I. Electronic properties of nanomaterials. Physics of inorganic nanostructures: Band structure engineering, quantum confinement, quantum wells/wires/dots, electronic states, energy levels and density of states, selected experimental results on characterization (STS, WF mapping, optical spectroscopy) and applications (lasers, single photon sources, single electron transistors). Physics of organic nanosystems: Carbon nanostructures (nanotubes, fullerenes and graphene: band structure, Dirac Points, electronic properties, Raman spectra, electronic transport, Klein tunneling and applications), charge transport in conductive polymers and organic semiconductors.

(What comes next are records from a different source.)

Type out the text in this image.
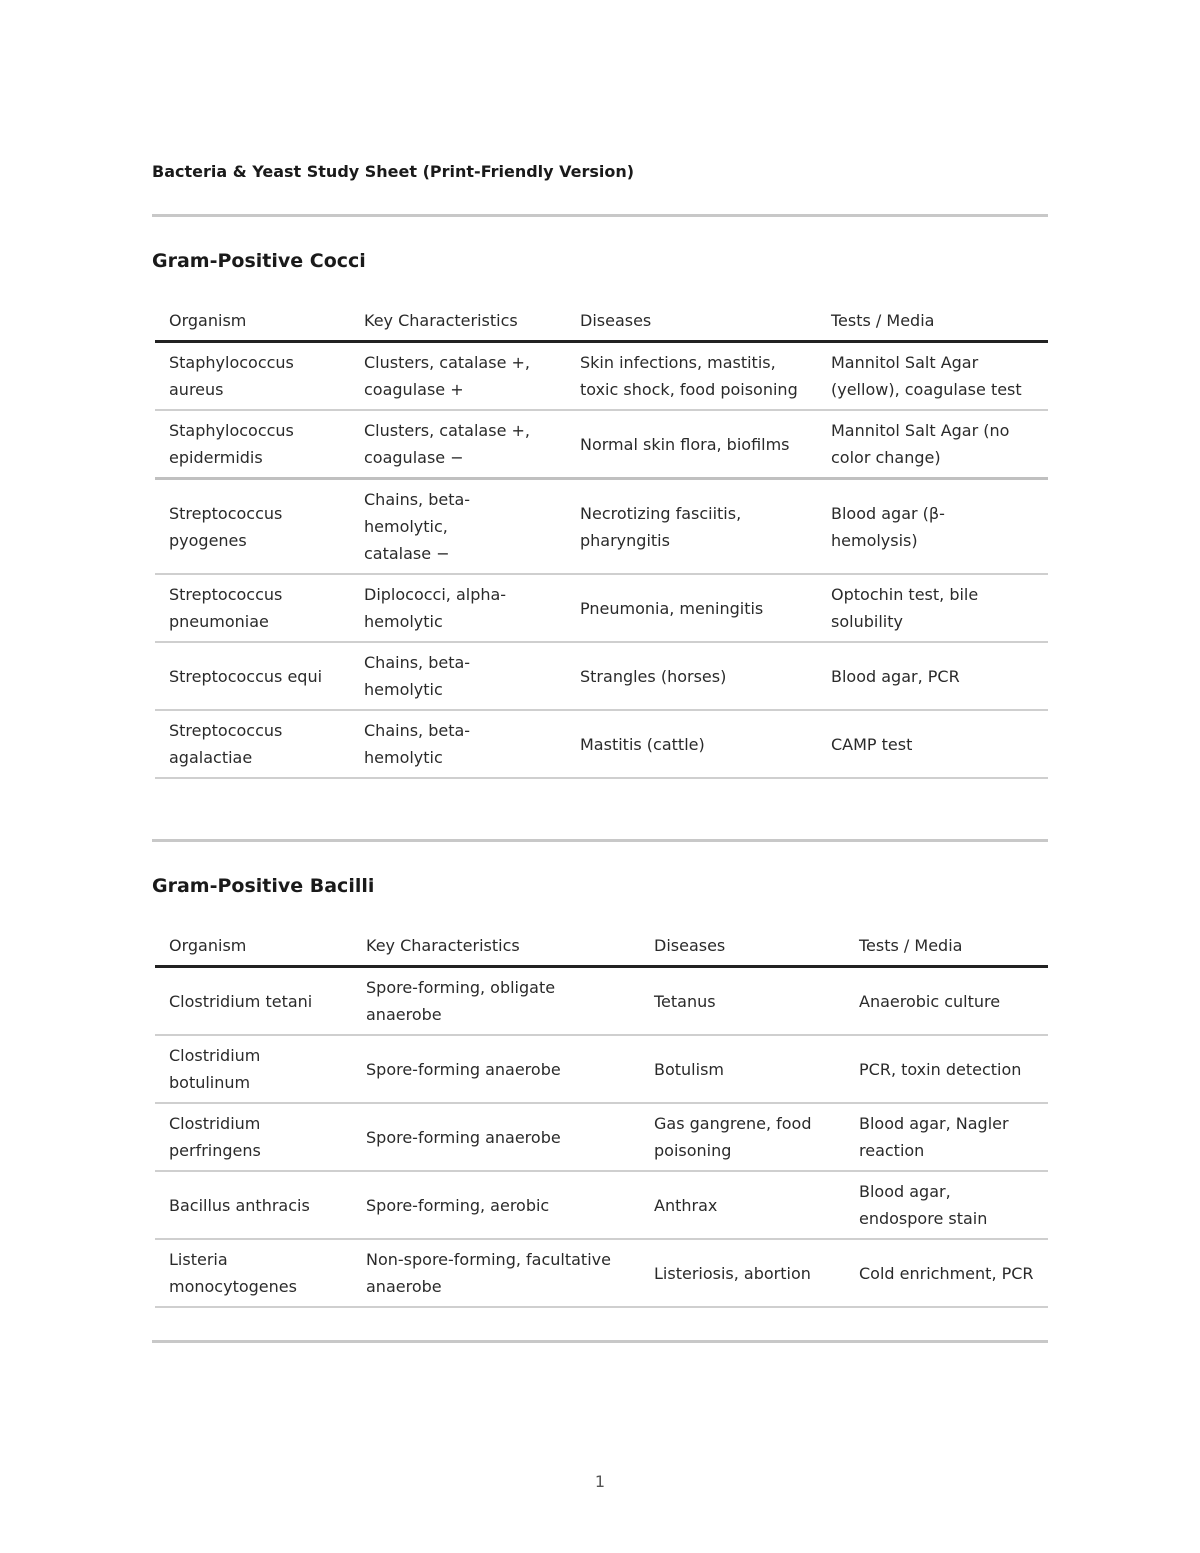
Bacteria & Yeast Study Sheet (Print-Friendly Version)
Gram-Positive Cocci
Organism	Key Characteristics	Diseases	Tests / Media
Staphylococcus aureus	Clusters, catalase +, coagulase +	Skin infections, mastitis, toxic shock, food poisoning	Mannitol Salt Agar (yellow), coagulase test
Staphylococcus epidermidis	Clusters, catalase +, coagulase −	Normal skin flora, biofilms	Mannitol Salt Agar (no color change)
Streptococcus pyogenes	Chains, beta-hemolytic, catalase −	Necrotizing fasciitis, pharyngitis	Blood agar (β-hemolysis)
Streptococcus pneumoniae	Diplococci, alpha-hemolytic	Pneumonia, meningitis	Optochin test, bile solubility
Streptococcus equi	Chains, beta-hemolytic	Strangles (horses)	Blood agar, PCR
Streptococcus agalactiae	Chains, beta-hemolytic	Mastitis (cattle)	CAMP test
Gram-Positive Bacilli
Organism	Key Characteristics	Diseases	Tests / Media
Clostridium tetani	Spore-forming, obligate anaerobe	Tetanus	Anaerobic culture
Clostridium botulinum	Spore-forming anaerobe	Botulism	PCR, toxin detection
Clostridium perfringens	Spore-forming anaerobe	Gas gangrene, food poisoning	Blood agar, Nagler reaction
Bacillus anthracis	Spore-forming, aerobic	Anthrax	Blood agar, endospore stain
Listeria monocytogenes	Non-spore-forming, facultative anaerobe	Listeriosis, abortion	Cold enrichment, PCR
1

II. Charge transport and nanoelectronics. Quantum Hall Effect: 2D electron gas (2DEG) in magnetic field, Landau levels, de Haas-van Alphen and Shubnikov-de Haas Effects, integer and fractional quantum Hall effects, Spin Hall Effect. Quantum transport: Transport regimes and mesoscopic quantum transport, Scattering theory of conductance and Landauer-Buttiker formalism, Quantum point contacts, Quantum electronics and selected examples of mesoscopic devices (quantum interference devices). Tunneling: Scanning tunneling microscopy and spectroscopy (and wavefunction mapping in nanostructures and molecules), Nanoelectronic devices based on tunneling, Coulomb blockade, Single electron transistors, Kondo effect. Molecular electronics: Donor-Acceptor systems, Nanoscale charge transfer, Electronic properties and transport in molecules and biomolecules; single molecule transistors.
Nanotechnologies for diagnostics and nanomedicine Sensors: Molecular and cellular Biosensors. Transduction methods (thermometric, mechanical/gravimetric, electrical/electrochemical, optical/SPR sensors).
Nanotechnologies for diagnostics and nanomedicine Lab on a chip: Miniaturization, Soft lithographies, microfluidics (Navier-Stokes equations, laminar flow in microchannels, main microfluidic components), Selected applications to chemical microreactors, separation systems and Lab On a Chip.